Nuran Verda Kasapoğlu 23 yaşında... Onun hayatında da komşuları yer etmiş... “Her ne kadar büyükşehirde büyümüş de olsam küçüklüğümden beri belli komşularımızla sıkı ilişkilerimiz oldu. Hatta bazı günler evde sürekli misafir olmasından şikâyet bile ederdim. Benim için en değerli örnek, Balçova’da doğduğum evdeki üst komşumuz, cici annem Havva Teyze. O evde, 6 yaşıma gelene kadar oturduk ama belki annemden çok cici annemle anılarım hatırımdadır. Saklambaç oynadığımızı hatırlıyorum, saklanma sırası ondayken ben oyunu unutursam, saatlerce saklandığı yerde beklerdi. Çocuğu gibi bakardı bana, 2016’da kaybettik Havva Teyze’yi. Güzel komşu, güzel insan denince aklıma başka biri gelmiyor. Ahmet Muhip’in Fahriye Abla şiirinde yazdıklarını hissettirdiğin için teşekkür ederim cici anne…

Komşuluk Havva Teyze gibi olur. Tabii büyükşehirlerde yüzlerce adını bilmediğimiz, belki yüzünü bile görmediğimiz insanlarla beraber yaşıyoruz ama “komşu komşunun külüne muhtaçtır” dedikleri gerçekten çok doğru. Her halini gören, herhangi bir acil durumda sana en kolay ulaşabilecek olan onlar, bundan da öte plansız dostluğu yakalayabileceğimiz yine komşularımız.
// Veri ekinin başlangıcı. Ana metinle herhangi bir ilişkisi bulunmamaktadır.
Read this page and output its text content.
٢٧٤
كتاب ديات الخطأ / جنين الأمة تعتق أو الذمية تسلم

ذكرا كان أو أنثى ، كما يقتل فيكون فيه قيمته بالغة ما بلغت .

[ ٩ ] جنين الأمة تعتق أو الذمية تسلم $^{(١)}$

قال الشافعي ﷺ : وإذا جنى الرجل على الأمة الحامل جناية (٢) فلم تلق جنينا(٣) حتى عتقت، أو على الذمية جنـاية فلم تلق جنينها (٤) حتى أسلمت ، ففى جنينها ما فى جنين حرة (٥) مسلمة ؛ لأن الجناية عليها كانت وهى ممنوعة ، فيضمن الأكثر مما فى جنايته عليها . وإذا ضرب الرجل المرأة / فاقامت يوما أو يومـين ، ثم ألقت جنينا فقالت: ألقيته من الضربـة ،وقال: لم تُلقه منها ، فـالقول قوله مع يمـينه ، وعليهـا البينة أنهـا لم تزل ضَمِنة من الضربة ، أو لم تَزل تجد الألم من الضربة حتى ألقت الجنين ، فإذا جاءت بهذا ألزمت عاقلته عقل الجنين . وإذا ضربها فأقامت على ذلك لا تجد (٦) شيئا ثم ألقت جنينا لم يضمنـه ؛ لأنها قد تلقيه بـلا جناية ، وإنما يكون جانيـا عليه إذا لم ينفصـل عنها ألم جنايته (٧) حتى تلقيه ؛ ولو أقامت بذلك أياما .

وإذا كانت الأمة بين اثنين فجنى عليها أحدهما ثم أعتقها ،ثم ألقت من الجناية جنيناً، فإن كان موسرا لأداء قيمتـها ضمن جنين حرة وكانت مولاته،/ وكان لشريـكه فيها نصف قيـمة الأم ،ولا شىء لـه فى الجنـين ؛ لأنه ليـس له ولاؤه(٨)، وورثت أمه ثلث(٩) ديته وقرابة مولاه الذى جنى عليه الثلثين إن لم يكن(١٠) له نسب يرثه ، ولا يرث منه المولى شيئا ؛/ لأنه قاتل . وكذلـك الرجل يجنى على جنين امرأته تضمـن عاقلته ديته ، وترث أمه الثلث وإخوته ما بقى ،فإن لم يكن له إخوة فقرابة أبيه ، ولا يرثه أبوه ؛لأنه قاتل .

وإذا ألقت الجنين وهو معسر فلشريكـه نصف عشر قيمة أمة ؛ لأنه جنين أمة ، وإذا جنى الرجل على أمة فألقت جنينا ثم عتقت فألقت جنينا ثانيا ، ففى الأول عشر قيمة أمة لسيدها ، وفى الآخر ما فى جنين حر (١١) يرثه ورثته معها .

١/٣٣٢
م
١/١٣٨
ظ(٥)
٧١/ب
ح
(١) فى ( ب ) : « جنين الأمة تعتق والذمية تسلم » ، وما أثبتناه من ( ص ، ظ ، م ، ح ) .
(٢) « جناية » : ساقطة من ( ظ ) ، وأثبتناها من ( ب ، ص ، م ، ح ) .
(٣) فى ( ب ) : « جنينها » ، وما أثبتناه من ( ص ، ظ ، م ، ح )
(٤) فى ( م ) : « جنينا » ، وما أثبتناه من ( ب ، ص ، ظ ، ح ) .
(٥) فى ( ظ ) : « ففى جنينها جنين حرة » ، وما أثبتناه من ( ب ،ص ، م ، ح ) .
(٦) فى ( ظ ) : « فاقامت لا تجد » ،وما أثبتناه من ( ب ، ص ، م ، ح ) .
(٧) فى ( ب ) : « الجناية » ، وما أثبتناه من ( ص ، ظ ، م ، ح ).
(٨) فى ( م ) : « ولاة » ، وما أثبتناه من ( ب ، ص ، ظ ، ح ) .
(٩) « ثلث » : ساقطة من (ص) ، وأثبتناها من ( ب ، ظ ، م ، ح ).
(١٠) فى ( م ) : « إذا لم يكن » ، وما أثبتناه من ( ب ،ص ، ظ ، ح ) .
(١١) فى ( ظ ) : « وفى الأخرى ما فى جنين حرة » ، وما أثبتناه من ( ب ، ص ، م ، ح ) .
Sınırlar olmalı tabii, ev kutsal ve özel bir alan ama birkaç adım mesafede, seslensen duyacak ve elini tutacak birileri olması hissi paha biçilemez.”

KOMŞU KOMŞU HUU!

Selenga Artar Yağcı

Yeni ve modern hayatta insanın, toplumun ve değerlerin değişmesiyle komşuluk da değişti. Ekonomik koşullar, sanayileşme, hızlı şehirleşme, mühendislik ve mimarlık tekniği, bireyci ve rekabetçi felsefe, küreselleşme, medya etkisi, vb. etkenlere bağlı olarak, klasik anlayışta mekânsal kader birliğini karşılayan “komşuluğun” yerini “aşinalık” almıştır. İhtiyaç duyduğumuz komşuluk aynı fiziksel alanı paylaşan insanlar arasındaki ilişkiler ağı olmaktan çıkıp iş, okul, kulüp, sosyal faaliyet çevreleri içinde yaşanmaya başlamıştır. Sınırların ve mesafelerin azaldığı dar alanlarda komşularımız çoğalmıştır.

Günümüzde “herkesin kendi işine baktığı” hayatlar toplumsal ilişkilerimizin özeti gibi durabilir. Bununla birlikte, alandan ve zamandan bağımsız olarak komşuluk, niteliği değişen ama yok olmayan, insani, toplumsal bir ihtiyaçtır. Boşuna denmemiştir, komşu komşunun külüne muhtaçtır.

ÇOCUKLAR İÇİN DIŞ DÜNYAYA AÇILAN KAPI

Zeynep Ses

Çocuk ve komşuluk denince, ilk aklımıza gelen güven duygusu, aile dışında gelişen sıcak samimi iletişim. En çok aklımızda kalan: "Bir maniniz yok ise annemler size oturmaya gelecek"; Yakın akrabalara sesleniş gibi, ‘Teyze’, ‘Amca’ hitabı.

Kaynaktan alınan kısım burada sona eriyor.